Drogie Mamy,
od kilku dni, a właściwie nocy, moje życie przypomina koszmar. Sypiam po 3-4 godziny dziennie, więc przez większość dnia jestem nieprzytomna. Zacznę jednak od początku…
Mój synek ma obecnie 2 latka. Do tej pory usypialiśmy go wspólnie z mężem. Były kołysanki, czytanie bajek, noszenie Bartusia na rękach… Trwało to jakieś półtorej godziny, zanim Mały zasnął. Czasem przebiegało to sprawniej, czasem wolniej, bywał marudny, ale nigdy jakoś strasznie nie zanosił się płaczem.
Ostatnio doszliśmy jednak z Piotrkiem do wniosku, że przestaniemy robić cyrk przy usypianiu Juniora i nauczymy go zasypiać samodzielnie: bez tej całej otoczki. Sądziliśmy, że dzięki temu zyskamy wieczorem trochę czasu dla siebie. Mały będzie słodko spał, a my nadrobimy zaległości w byciu mężem i żoną.
Zobacz więcej: Co zdradzają dziecięce rysunki?
Swój plan wprowadziliśmy w życie tydzień temu. Położyliśmy Bartusia do łóżeczka, ucałowaliśmy go, przykryliśmy kocykiem, daliśmy do przytulenia ulubioną maskotkę i… wyszliśmy z pokoju. Junior oczywiście natychmiast zaczął płakać wniebogłosy i mnie wołać. Postanowiłam być jednak twarda i nie brać go na ręce. Siedziałam zapłakana pod drzwiami i modliłam się o to, żeby się uspokoił i zasnął. Piotrek natomiast chodził po korytarzu z zaciśniętymi ustami i nie wydusił z siebie nawet słowa.
Koszmar trwał prawie całą noc. Ja nie zmrużyłam oka, a Piotrek zasnął na chwilę, bo następnego dnia szedł do pracy i musiał pospać chociaż kilka godzin.
Kolejnego wieczoru stwierdziliśmy, że kontynuujemy nową metodę usypiania Bartka. Znowu buzi, kocyk, przytulanka i do widzenia. I znowu to samo: Mały płakał i mnie wołał, a ja siedziałam skulona w łazience i ryczałam.
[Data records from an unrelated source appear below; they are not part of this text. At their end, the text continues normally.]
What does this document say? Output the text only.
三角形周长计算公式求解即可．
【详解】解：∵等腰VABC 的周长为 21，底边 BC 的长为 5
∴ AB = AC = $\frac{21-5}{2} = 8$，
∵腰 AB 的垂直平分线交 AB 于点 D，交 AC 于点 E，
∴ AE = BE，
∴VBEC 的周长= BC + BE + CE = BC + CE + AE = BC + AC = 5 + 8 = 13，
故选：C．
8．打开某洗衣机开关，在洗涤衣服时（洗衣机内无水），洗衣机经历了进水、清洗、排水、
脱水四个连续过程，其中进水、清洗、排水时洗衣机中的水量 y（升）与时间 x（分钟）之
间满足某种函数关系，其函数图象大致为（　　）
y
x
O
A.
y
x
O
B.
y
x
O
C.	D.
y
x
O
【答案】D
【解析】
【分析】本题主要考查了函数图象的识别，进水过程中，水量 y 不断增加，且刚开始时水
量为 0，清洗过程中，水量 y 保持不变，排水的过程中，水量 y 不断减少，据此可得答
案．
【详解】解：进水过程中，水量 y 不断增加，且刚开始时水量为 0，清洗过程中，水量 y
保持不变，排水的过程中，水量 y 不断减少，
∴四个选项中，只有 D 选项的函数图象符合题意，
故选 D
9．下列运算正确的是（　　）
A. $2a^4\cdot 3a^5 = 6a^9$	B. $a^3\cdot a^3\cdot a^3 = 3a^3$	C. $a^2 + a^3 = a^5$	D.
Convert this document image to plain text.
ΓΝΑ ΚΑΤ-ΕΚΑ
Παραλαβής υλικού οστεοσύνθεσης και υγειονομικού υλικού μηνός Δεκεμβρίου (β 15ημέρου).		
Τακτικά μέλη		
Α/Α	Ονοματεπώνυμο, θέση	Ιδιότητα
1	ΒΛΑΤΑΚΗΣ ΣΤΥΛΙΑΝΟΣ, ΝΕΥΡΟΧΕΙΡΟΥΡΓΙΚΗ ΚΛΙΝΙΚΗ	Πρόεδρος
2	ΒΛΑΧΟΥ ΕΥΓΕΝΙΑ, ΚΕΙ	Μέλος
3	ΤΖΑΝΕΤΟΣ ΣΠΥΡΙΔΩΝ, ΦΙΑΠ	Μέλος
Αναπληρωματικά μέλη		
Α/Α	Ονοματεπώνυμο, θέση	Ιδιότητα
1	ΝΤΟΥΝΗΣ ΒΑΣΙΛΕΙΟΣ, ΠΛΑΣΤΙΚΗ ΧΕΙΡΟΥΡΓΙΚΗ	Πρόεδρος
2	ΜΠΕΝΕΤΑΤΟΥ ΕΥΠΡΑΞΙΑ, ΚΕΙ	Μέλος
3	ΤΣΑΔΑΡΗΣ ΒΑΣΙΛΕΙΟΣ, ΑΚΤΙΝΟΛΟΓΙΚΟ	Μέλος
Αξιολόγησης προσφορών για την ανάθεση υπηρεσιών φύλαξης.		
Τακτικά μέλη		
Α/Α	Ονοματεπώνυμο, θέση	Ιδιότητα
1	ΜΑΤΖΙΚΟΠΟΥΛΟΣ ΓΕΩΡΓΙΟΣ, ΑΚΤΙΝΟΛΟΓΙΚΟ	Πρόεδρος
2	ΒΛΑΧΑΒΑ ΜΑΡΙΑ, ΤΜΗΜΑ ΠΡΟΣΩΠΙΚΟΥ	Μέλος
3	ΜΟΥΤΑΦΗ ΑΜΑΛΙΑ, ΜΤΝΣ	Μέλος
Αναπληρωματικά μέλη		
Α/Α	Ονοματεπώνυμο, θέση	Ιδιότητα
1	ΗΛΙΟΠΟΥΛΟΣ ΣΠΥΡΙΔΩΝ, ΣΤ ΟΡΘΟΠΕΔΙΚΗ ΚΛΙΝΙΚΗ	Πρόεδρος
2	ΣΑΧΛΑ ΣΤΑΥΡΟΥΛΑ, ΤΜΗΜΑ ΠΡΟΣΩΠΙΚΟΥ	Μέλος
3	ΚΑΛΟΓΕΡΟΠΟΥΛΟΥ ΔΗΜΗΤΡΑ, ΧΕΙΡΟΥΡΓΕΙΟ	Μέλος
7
Jestem załamana, bo to trwa już tydzień i nie zanosi się na to, że Bartek zacznie zasypiać samodzielnie. Serce mi pęka, jak słyszę jego błagalne wołanie, ale z drugiej strony wiem, że to dla naszego wspólnego dobra.
Powiedzcie mi proszę, czy jest jakaś nadzieja, że Bartuś wreszcie zacznie samodzielnie zasypiać? W jaki sposób Wy usypiacie swoje dzieci?
Czasem czuję się jak wyrodna matka, ale przecież nie możemy z mężem ciągle robić cyrku przy usypianiu synka…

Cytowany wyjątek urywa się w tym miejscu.